Ceasing from work on the Sabbath day allows us to give up the attitude of productivity, worry, pressure, justifying our existence by getting things done, {trying to be in control of our lives, our scrambling for possessions and the resulting vacuum of meaning in our culture. (Peterson, 55).

 

2. Possessiveness.  Our culture values things over people.  Seven days a week, round the clock purchasing. More things are better. People are seen as consumers. Net worth is reduced to a monetary sum.

 

Our education system steers students toward lucrative careers, turning out professionals that seek success, climb corporate ladders and are very good at shopping. Unfortunately Christians, both conservative and liberal have drunk deeply of this unchristian individualistic, consumer mentality.  But this is mis-education – missed education. From a Christian world view, education is not about information, but formation, not about what we know but what we love. Humans are not primarily machines for production, or possessors of things, we’re lovers. God and Sabbath call our restless hearts from the workplace, the malls and stadiums to our first love, the One from whom we’re made. (Eric Miller’s review of James K.A.Smith, Worship, Worldview and Cultural Formation, rest) “Observing Sabbath is like wearing an engagement ring.” (Karen Burton Mains, Making Sunday Special, 163). Look Who I love.

 

Sabbath, even our practice of giving offerings, reverses our idolatry of things, so that giving, sharing and serving for the sake of human well-being replaces getting and acquiring for its own sake.  Like God, we, at our best, are givers not getters.  Things are our tools, not our master.

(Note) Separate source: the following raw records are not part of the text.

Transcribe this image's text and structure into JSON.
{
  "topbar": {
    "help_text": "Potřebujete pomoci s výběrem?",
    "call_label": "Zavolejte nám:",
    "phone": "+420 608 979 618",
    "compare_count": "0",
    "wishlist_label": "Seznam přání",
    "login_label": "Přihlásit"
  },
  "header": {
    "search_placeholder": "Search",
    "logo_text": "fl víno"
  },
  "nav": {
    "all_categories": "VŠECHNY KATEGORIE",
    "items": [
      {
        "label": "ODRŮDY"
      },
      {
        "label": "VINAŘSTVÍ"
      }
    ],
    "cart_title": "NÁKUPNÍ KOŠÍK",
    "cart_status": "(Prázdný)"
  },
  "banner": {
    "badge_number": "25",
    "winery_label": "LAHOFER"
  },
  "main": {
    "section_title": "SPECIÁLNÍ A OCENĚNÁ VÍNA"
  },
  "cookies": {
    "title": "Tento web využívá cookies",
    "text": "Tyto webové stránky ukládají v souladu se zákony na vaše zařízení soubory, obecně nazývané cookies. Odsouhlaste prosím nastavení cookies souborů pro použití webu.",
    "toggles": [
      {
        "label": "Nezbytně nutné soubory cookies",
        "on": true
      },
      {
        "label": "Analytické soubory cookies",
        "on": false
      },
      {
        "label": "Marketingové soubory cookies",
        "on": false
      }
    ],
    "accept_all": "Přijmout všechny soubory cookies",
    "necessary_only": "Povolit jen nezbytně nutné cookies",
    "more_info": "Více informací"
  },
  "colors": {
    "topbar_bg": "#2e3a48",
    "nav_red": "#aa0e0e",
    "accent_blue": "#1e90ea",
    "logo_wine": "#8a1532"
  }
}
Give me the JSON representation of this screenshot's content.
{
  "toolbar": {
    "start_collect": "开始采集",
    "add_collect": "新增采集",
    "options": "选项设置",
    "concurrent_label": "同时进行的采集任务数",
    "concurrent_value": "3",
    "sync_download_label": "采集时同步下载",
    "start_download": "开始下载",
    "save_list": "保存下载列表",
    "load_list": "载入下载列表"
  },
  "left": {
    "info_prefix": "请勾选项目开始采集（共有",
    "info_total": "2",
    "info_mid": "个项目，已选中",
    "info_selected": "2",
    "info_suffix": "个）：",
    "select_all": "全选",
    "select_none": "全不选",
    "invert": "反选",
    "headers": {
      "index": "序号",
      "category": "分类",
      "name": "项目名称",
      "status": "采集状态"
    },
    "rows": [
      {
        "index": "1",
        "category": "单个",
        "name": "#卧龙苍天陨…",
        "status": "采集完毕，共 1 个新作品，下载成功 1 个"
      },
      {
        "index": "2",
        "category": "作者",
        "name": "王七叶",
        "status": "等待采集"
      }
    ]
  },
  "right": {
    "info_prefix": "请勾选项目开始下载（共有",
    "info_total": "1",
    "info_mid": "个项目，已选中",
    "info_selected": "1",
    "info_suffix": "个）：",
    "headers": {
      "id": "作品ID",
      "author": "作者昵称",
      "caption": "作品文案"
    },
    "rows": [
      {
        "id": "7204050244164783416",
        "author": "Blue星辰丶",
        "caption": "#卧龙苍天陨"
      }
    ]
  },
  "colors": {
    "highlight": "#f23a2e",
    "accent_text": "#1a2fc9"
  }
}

Slavery uses people for things. Sabbath reminds us that things are for people, freeing us to be stewards of things rather than possessors. (Dawn, 124).

 

3. Performance.  We’re shaped by a global media owned by a few powerful tycoons that obsesses over mindless celebrities (Ramachandra,16).  Children and teens copy actors, music and sports stars.

 

I’ve heard Christians complain that when it started to get into a lot of Sunday practices, rehearsals, games and performances, their parents pulled them. They didn’t like it. But I think to myself, but you’re here worshipping God. Your friends aren’t.  They’re lost to the Sabbath and the Lord of the Sabbath. So are many of their parents who kept driving them all over. And now their own children will likely be secular too. The sad irony is that almost none of those friends made it to the big leagues and stages either. Double loss.

 

Voltaire, no friend of the church declared that, “if you wish to destroy the Christian religion, you must first destroy the Christian Sunday.” (Tilden Edwards, Sabbath Time: Understanding and Practice for Contemporary Christians, 35).

 

As  you know, many difficulties get in the way of Sabbath keeping. The spiritual practice of rest requires every bit as much deliberate discipline as prayer, Scripture reading, hospitality, sharing testimony, and giving thanks. Schedule it in like any other worthwhile activity.

 

Don’t worry about getting it perfect. Like any practice it takes practice. Its purpose is not to enslave us but to free us from slavery, to help us be fully human.

 

Abraham Joshua Heschel said the Sabbath “is not an interlude but the climax of living.” (Ibid, 2)

 

Freedom

 

Through Jesus Christ, you are free

    to extend forgiveness and to be forgiven;

    to serve and to be served;

    to love and to accept love.

Go into your communities this week as a free people.